- Type: Combine harvester
- Manufacturer: VEB Mähdrescherwerk Bischofswerda/Singwitz
- Production: Singwitz, GDR 1963 (Only pre-production samples built)
- Length: 7100 mm
- Width: 3800 mm
- Height: 3600 mm
- Weight: 5300 kg
- Propulsion: Tyres 14–24 AS (front), 10–15 AM (rear)
- Engine model: AM 4–15–5 (Straight-four Diesel, 6.024 dm^{3})
- Flywheel power: 44 or 55 kW;
- Speed: 1.67…17.72 km/h
- Preceded by: Fortschritt E 170 series
- Succeeded by: Fortschritt E 512

= Fortschritt E 510 =

The Fortschritt E 510 was a self-propelled combine harvester, developed in the early 1960s by the East-German Fortschritt combine. It was a heavy modification of its predecessor, the Fortschritt E 170 series. Several E 510 combines were made for testing purposes; however, the tests which were conducted in the 1963 harvesting season showed that, the E 510 was no improvement over the E 170 series. Despite having developed the E 510 to a point where it was ready to go into series production, the E 510's series production never commenced, and the E 510 was cancelled. Instead, Fortschritt developed a completely new combine harvester, the Fortschritt E 512.

== Development ==

The E 170 series combines, which had been in production since 1954, proved to be not well-suited for the growing East-German Agricultural Production Cooperatives, because of their high corn loss, poor ergonomics, and aging design; in addition to that, the E 170 series combines had a small header, a small corn tank, and no continuously variable transmission (CVT). Therefore, Fortschritt sought to replace the aging E 170 series with a new, more efficient model. Development began in 1962. The new model – designated the E 510 – was basically a heavy modification of the ongoing E 170 series.
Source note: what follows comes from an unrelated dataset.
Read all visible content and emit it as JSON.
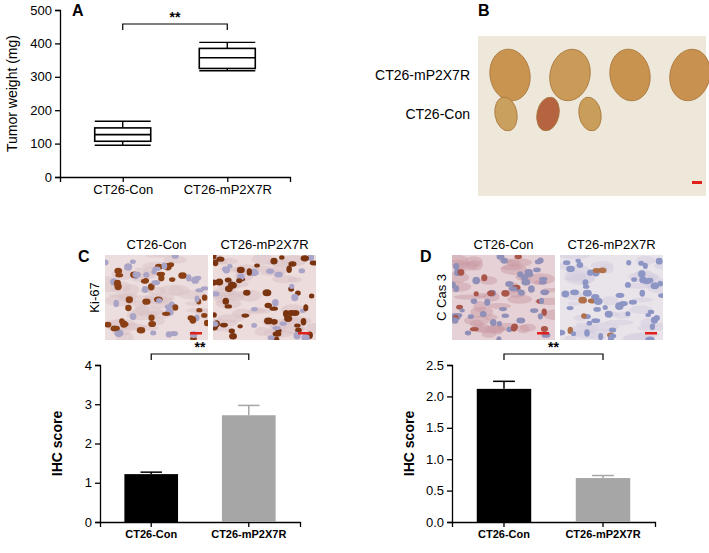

The E 510 had a header that was approximately 200 mm wider, a bigger corn tank with an improved unloading mechanism, a three-speed gearbox with an additional CVT, and the 44 kW engine from the E 175. It was considered upgrading the engine even further to 55 kW. After a series of tests conducted in the 1963 harvesting season, where the E 510 had to compete against several combine harvesters from Western countries, it became obvious that it was not a significant improvement over the E 170 series. Therefore, it was decided in February 1964, not to put the E 510 into series production. From 1964 to 1968, a new combine harvester was developed, the Fortschritt E 512. It was later put into series production instead of the E 510. Only a few pre-production units of the E 510 were made.